Les tableaux ci-dessous récapitulent les obligations respectives des fabricants et gestionnaires d’équipements sportifs, en application du décret n°96-495 pour les buts de football – handball – basket-ball – hockey :
| Date de mise en marché Obligations | Buts mis sur le marché avant le 04/09/96 | Buts mis sur le marché entre le 04/09/96 et le 19/12/98 | Buts mis sur le marché après le 19/12/98 |
| Marquage du but : nom et adresse du fabricant et date de fabrication | NON | OUI | OUI |
| Mention d’avertissement sur le but |
NON | OUI | OUI |
| Fourniture d’une notice de montage, emploi et entretien | NON | OUI | OUI |
| Essai de l’annexe 1 du décret 96-495 |
sans objet | OUI | NON |
| Conformité aux normes spécifiques à chaque type de but | NON | NON | OUI |
| Date de mise en marché Obligations | Buts mis sur le marché avant le 04/09/96 | Buts mis sur le marché entre le 04/09/96 et le 19/12/98 | Buts mis sur le marché après le 19/12/98 |
| Vérification selon l’annexe 2 du décret 96-495 |
OUI | OUI | OUI |
| Vérifications simples (visuelles et manuelles) |
OUI | OUI | OUI |
| Tenue d’un registre des contrôles | OUI | OUI | OUI |
| Conformité aux normes spécifiques à chaque type de but | NON | NON | OUI |
Le décret du 10 août 1994 (JORF du 18 août) fixe les exigences de sécurité relatives aux équipements d’aires collectives de jeux. Ce texte, entré en vigueur le 1er janvier 1995, s’applique aux équipements neufs. La conformité aux normes est l’un des modes de preuve pour bénéficier de la présomption de conformité aux dispositions du décret mais il est loisible aussi au fabricant de soumettre un modèle de l’équipement à un examen de type effectué par un organisme agréé pour attester de la conformité aux exigences essentielles de sécurité. Les équipements neufs doivent porter la mention : « conforme aux exigences de sécurité » et être accompagnés d’une notice d’emploi, de montage et d’entretien précisant notamment l’âge minimal des enfants auxquels ils sont destinés.

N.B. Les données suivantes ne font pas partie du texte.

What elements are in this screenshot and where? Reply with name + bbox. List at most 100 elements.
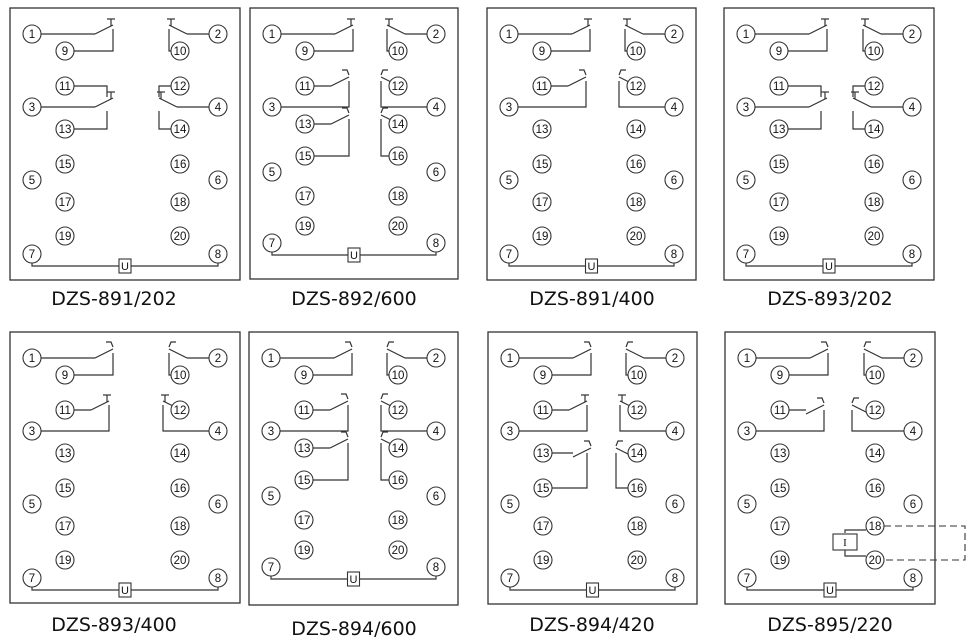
terminal-label-16: 16 — [631, 483, 644, 495]
terminal-label-4: 4 — [910, 426, 917, 438]
terminal-label-7: 7 — [29, 573, 35, 585]
terminal-17 — [55, 192, 75, 212]
caption-dzs-892-600: DZS-892/600 — [291, 288, 417, 310]
terminal-2 — [426, 24, 446, 44]
contact-1-9 — [334, 24, 354, 35]
terminal-11 — [55, 76, 75, 96]
terminal-10 — [626, 41, 646, 61]
panel-frame — [724, 331, 936, 605]
terminal-label-10: 10 — [174, 46, 187, 58]
terminal-label-14: 14 — [174, 448, 187, 460]
terminal-label-16: 16 — [392, 475, 405, 487]
terminal-label-16: 16 — [174, 483, 187, 495]
contact-1-9-hook — [821, 341, 829, 348]
terminal-label-17: 17 — [773, 197, 786, 209]
panel-frame — [487, 331, 698, 605]
contact-1-9-hook — [106, 341, 114, 348]
terminal-label-1: 1 — [744, 353, 750, 365]
terminal-label-18: 18 — [869, 521, 882, 533]
terminal-6 — [208, 170, 228, 190]
contact-4 — [852, 97, 872, 108]
contact-1-9 — [572, 348, 592, 359]
contact-1-9-hook — [345, 341, 353, 348]
terminal-17 — [295, 186, 315, 206]
terminal-14 — [170, 443, 190, 463]
terminal-label-1: 1 — [29, 29, 35, 41]
terminal-label-18: 18 — [174, 197, 187, 209]
terminal-19 — [533, 550, 553, 570]
terminal-9 — [55, 365, 75, 385]
contact-14-hook — [615, 440, 623, 447]
terminal-13 — [770, 443, 790, 463]
terminal-label-18: 18 — [392, 191, 405, 203]
terminal-label-12: 12 — [868, 81, 881, 93]
terminal-label-4: 4 — [433, 102, 440, 114]
terminal-19 — [769, 226, 789, 246]
terminal-9 — [55, 41, 75, 61]
terminal-4 — [208, 421, 228, 441]
coil-u-box — [118, 258, 132, 274]
terminal-5 — [262, 162, 282, 182]
terminal-18 — [626, 192, 646, 212]
terminal-11 — [533, 400, 553, 420]
terminal-label-12: 12 — [630, 81, 643, 93]
terminal-label-4: 4 — [215, 426, 222, 438]
terminal-label-9: 9 — [62, 46, 68, 58]
terminal-label-16: 16 — [630, 159, 643, 171]
panel-frame — [9, 331, 241, 604]
coil-u-box — [347, 247, 361, 263]
wire-9 — [552, 353, 592, 376]
terminal-label-15: 15 — [59, 483, 72, 495]
coil-u-label: U — [350, 574, 358, 586]
terminal-label-7: 7 — [744, 573, 750, 585]
wire-4 — [619, 405, 666, 432]
wire-4 — [618, 81, 665, 108]
terminal-label-7: 7 — [269, 238, 275, 250]
contact-3 — [94, 97, 114, 108]
terminal-label-2: 2 — [672, 353, 678, 365]
contact-11-hook — [342, 69, 350, 76]
terminal-label-10: 10 — [630, 46, 643, 58]
wire-3 — [41, 405, 110, 432]
terminal-20 — [388, 216, 408, 236]
terminal-label-18: 18 — [868, 197, 881, 209]
terminal-label-17: 17 — [774, 521, 787, 533]
terminal-label-6: 6 — [672, 499, 678, 511]
contact-2-10-hook — [168, 341, 176, 348]
terminal-3 — [261, 421, 281, 441]
terminal-14 — [864, 119, 884, 139]
terminal-label-3: 3 — [269, 102, 275, 114]
terminal-19 — [532, 226, 552, 246]
terminal-label-7: 7 — [506, 249, 512, 261]
terminal-3 — [499, 97, 519, 117]
terminal-label-3: 3 — [744, 426, 750, 438]
terminal-20 — [865, 550, 885, 570]
terminal-15 — [294, 470, 314, 490]
terminal-12 — [626, 76, 646, 96]
terminal-label-15: 15 — [298, 475, 311, 487]
terminal-label-2: 2 — [909, 29, 915, 41]
terminal-13 — [533, 443, 553, 463]
terminal-4 — [903, 421, 923, 441]
terminal-label-17: 17 — [298, 515, 311, 527]
terminal-9 — [295, 41, 315, 61]
terminal-label-17: 17 — [299, 191, 312, 203]
coil-u-label: U — [121, 585, 129, 597]
terminal-label-9: 9 — [540, 370, 546, 382]
terminal-18 — [170, 516, 190, 536]
terminal-6 — [903, 494, 923, 514]
contact-11-hook — [817, 397, 825, 404]
terminal-16 — [388, 146, 408, 166]
terminal-16 — [170, 478, 190, 498]
terminal-label-13: 13 — [537, 448, 550, 460]
terminal-label-13: 13 — [774, 448, 787, 460]
terminal-label-12: 12 — [174, 81, 187, 93]
terminal-16 — [170, 154, 190, 174]
terminal-label-14: 14 — [869, 448, 882, 460]
terminal-5 — [499, 170, 519, 190]
terminal-label-13: 13 — [773, 124, 786, 136]
terminal-label-7: 7 — [268, 562, 274, 574]
terminal-19 — [770, 550, 790, 570]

Le décret du 18 décembre 1996 (J.O. du 26 décembre) concerne la sécurité des aires de jeux elles-mêmes (aménagement, entretien, maintenance…). Ce décret s’applique à toutes les aires de jeux, quelle que soit leur localisation (écoles, jardins publics, campings, etc…). Il impose aux gestionnaires la tenue d’un dossier contenant notamment le plan d’entretien de l’aire de jeux et le plan de maintenance des équipements ainsi que les attestations des interventions régulières réalisées à ces titres.
Ces deux décrets ainsi que les positions de doctrine, la jurisprudence, la référence des normes ont fait l’objet d’une publication de deux bulletins d’information et de documentation (n° 7/8 de 1997 et addendum de 1998) et d’un CD-Rom disponibles auprès de l’ENCCRF , à Montpellier.